# Daisy & Jess holiday in Wales



## andrea 35 (Nov 22, 2007)

the holiday to Wales was a great success here are a few pics of many, i will make an album at some point . The place we stopped at was perfect for dogs and Liz the lady who owned it couldnt have been more helpfull offering advice on good places to visit with the dogs,








The day we arrived was lovely and the girls soon settled themselves in .







Kyle with Jess on pembury beach ,perfect for dogs to mooch on and deserted most of the time its a Ministry of defence area and during the day its a firing range so access is only of a weekend or after 4.30 pm.







Jessie on Manorbier beach after being swallowed by a wave she popped up with a mouth full of sea weed lol







Daisy and jess giving it large on Pendine beach.







Out side the converted stables that was our home for the week .


----------



## Insane (Apr 19, 2008)

Lovely pictures, looks like you had a great holiday, dogs included!


----------



## Guest (Aug 31, 2008)

Great pics! Looks like you all had fun!


----------



## Guest (Aug 31, 2008)

wow that looked lovely, great for your dogs! Love it when i see pics of labs around water =]


----------



## andrea 35 (Nov 22, 2007)

Ive uploaded an album for anyone wanting to look through some of our dog related holiday snaps from wales , I can highly recomend where we went to as the ultimate in dog friendly accomadation .


----------



## Guest (Aug 31, 2008)

andrea, they are great pics....dogs look so happy dont they, ur sons a lovely looking lad  gonna break some hearts wen he is older.

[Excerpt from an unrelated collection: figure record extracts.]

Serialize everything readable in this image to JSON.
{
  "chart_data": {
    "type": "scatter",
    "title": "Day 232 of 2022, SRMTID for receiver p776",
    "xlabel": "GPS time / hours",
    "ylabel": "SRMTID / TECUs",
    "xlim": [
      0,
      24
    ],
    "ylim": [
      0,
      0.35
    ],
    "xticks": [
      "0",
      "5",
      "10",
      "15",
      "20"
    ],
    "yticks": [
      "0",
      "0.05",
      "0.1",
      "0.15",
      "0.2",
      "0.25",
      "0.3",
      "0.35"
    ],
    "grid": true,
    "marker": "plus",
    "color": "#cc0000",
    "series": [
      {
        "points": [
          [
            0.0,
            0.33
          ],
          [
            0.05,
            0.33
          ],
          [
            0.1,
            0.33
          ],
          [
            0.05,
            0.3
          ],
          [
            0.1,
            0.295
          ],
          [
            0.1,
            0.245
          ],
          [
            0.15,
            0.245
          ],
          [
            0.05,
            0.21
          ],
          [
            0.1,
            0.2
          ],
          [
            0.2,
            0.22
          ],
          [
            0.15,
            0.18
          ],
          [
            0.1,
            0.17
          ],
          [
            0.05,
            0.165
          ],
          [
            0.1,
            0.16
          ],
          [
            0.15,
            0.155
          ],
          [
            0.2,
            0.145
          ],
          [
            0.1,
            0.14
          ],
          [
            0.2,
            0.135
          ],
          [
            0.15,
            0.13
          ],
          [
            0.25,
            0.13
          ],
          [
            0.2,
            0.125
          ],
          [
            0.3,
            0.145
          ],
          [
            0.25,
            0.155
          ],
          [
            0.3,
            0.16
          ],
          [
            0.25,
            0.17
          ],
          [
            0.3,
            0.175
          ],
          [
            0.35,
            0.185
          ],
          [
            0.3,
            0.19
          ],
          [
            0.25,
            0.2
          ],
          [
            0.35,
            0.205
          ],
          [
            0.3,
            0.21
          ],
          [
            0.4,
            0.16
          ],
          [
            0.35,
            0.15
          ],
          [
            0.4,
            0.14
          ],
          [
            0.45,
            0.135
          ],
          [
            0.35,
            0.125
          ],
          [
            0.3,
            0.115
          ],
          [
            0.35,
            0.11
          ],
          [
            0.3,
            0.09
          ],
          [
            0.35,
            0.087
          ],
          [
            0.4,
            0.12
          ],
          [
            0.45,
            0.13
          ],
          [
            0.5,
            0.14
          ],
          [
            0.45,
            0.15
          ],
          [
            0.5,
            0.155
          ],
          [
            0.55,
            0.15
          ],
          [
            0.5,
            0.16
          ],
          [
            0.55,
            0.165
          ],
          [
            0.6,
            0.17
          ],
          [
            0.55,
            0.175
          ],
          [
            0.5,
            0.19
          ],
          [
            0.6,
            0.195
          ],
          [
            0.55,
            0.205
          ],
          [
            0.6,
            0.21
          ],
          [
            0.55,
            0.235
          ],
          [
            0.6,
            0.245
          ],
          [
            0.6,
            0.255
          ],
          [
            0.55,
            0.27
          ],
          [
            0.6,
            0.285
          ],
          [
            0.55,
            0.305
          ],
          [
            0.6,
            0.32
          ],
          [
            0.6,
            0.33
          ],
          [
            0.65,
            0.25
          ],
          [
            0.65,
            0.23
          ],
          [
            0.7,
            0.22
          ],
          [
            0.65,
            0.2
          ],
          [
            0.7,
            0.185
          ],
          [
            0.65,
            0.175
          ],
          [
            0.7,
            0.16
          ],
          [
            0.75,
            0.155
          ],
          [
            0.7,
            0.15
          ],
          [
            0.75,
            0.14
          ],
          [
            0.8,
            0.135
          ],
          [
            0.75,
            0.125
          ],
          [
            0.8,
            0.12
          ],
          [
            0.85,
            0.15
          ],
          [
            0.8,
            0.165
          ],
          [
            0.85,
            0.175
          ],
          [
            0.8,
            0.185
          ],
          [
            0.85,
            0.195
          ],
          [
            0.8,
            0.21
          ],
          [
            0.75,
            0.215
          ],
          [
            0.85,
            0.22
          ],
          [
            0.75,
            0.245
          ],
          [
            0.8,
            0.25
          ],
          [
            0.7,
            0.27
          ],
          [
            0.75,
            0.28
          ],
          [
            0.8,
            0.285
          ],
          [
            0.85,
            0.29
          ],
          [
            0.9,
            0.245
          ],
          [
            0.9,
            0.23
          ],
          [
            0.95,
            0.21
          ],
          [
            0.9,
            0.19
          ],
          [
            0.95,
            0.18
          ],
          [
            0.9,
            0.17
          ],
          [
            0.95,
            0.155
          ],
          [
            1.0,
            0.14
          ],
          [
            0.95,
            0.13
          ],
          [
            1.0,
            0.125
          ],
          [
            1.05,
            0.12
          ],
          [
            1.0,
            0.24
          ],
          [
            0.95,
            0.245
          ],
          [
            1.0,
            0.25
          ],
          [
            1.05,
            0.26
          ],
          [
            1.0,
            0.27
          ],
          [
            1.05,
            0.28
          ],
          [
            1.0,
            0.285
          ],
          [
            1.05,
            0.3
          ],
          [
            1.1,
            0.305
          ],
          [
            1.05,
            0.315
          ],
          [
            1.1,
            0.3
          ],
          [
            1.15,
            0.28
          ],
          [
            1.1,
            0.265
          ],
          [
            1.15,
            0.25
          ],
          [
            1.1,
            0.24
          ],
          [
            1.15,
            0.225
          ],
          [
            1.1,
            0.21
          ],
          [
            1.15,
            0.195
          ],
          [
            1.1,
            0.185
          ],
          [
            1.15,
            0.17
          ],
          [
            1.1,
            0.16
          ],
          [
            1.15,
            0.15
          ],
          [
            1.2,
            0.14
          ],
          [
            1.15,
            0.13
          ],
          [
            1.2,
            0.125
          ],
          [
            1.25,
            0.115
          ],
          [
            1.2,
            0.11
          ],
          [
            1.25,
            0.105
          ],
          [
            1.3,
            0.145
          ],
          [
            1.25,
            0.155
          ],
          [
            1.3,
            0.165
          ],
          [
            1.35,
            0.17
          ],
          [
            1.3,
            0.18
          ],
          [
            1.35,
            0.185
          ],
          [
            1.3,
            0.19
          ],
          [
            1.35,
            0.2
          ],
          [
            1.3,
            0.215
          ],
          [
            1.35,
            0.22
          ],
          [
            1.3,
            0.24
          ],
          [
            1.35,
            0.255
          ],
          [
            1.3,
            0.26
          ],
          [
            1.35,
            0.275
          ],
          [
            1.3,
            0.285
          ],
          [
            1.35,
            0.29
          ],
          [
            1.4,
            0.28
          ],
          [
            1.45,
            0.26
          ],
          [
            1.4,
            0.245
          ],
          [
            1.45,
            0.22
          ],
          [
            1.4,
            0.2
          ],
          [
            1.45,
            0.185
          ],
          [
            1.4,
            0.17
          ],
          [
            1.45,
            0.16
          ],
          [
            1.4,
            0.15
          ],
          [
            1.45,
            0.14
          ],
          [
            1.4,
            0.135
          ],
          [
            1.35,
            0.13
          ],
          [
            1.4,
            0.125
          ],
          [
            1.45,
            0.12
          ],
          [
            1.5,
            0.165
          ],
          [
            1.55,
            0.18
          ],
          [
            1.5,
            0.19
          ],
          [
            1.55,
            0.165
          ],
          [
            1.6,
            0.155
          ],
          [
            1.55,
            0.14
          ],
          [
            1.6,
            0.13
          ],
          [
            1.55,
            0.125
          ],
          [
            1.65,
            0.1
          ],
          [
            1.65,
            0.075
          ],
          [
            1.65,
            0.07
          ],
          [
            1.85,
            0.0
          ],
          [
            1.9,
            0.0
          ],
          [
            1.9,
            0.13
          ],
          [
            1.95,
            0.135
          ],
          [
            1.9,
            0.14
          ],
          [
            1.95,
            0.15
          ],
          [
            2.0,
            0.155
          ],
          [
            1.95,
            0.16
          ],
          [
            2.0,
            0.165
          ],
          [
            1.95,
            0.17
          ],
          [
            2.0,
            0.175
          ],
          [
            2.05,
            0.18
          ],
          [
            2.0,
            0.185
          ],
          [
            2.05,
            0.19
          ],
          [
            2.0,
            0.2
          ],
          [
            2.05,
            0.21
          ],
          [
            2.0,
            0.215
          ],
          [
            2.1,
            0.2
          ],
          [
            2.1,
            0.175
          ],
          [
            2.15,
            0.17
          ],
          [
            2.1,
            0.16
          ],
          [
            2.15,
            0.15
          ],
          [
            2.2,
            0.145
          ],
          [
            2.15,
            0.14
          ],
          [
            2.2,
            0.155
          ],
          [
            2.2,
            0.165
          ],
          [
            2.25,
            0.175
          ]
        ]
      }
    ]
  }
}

it does look like a great place to take the family...maybe one day aye )


----------



## andrea 35 (Nov 22, 2007)

Its not too expensive if you can go out of school time and she will let you go for long weekends if a whole week isnt already booked . we will go back next year the cottage may not be the height of interior design but with some people taking 9 dogs with em its gonna be basic but the views are stunning . Thanks loe Kyle is a bit of a looker and he is just starting to know it lol .


----------



## happysaz133 (Jun 5, 2008)

What great photos, beautiful dogs!


----------



## Fleur (Jul 19, 2008)

It looks fantastic.
You have a lovely family, and you all look as if you were having a great time.


----------



## Joliefemm (Sep 1, 2008)

The pics of your Labbie carrying around a large stick is so appropriate  I don't get the fascination of Labs with sticks, but if it makes them happy .........


----------



## gillieworm (Jul 4, 2008)

You have got some amazing photos, are you a photographer? If not you definitely have a talent 

Love the pic of Daisey & Jess lay on their backs in bed


----------



## andrea 35 (Nov 22, 2007)

gillieworm said:


> You have got some amazing photos, are you a photographer? If not you definitely have a talent
> 
> Love the pic of Daisey & Jess lay on their backs in bed


Thanx Gillie, i cant take merrit for all the photos they are a mix of mine and the O/H he took his on his camera phone really good camera on it . he has an eye for the more arty shots i just went for comedy value and got some good shots in the process lol . The pic of them on the bed in the holiday cottage was not staged they really did take them selves off and got cosy on the bed lol .


----------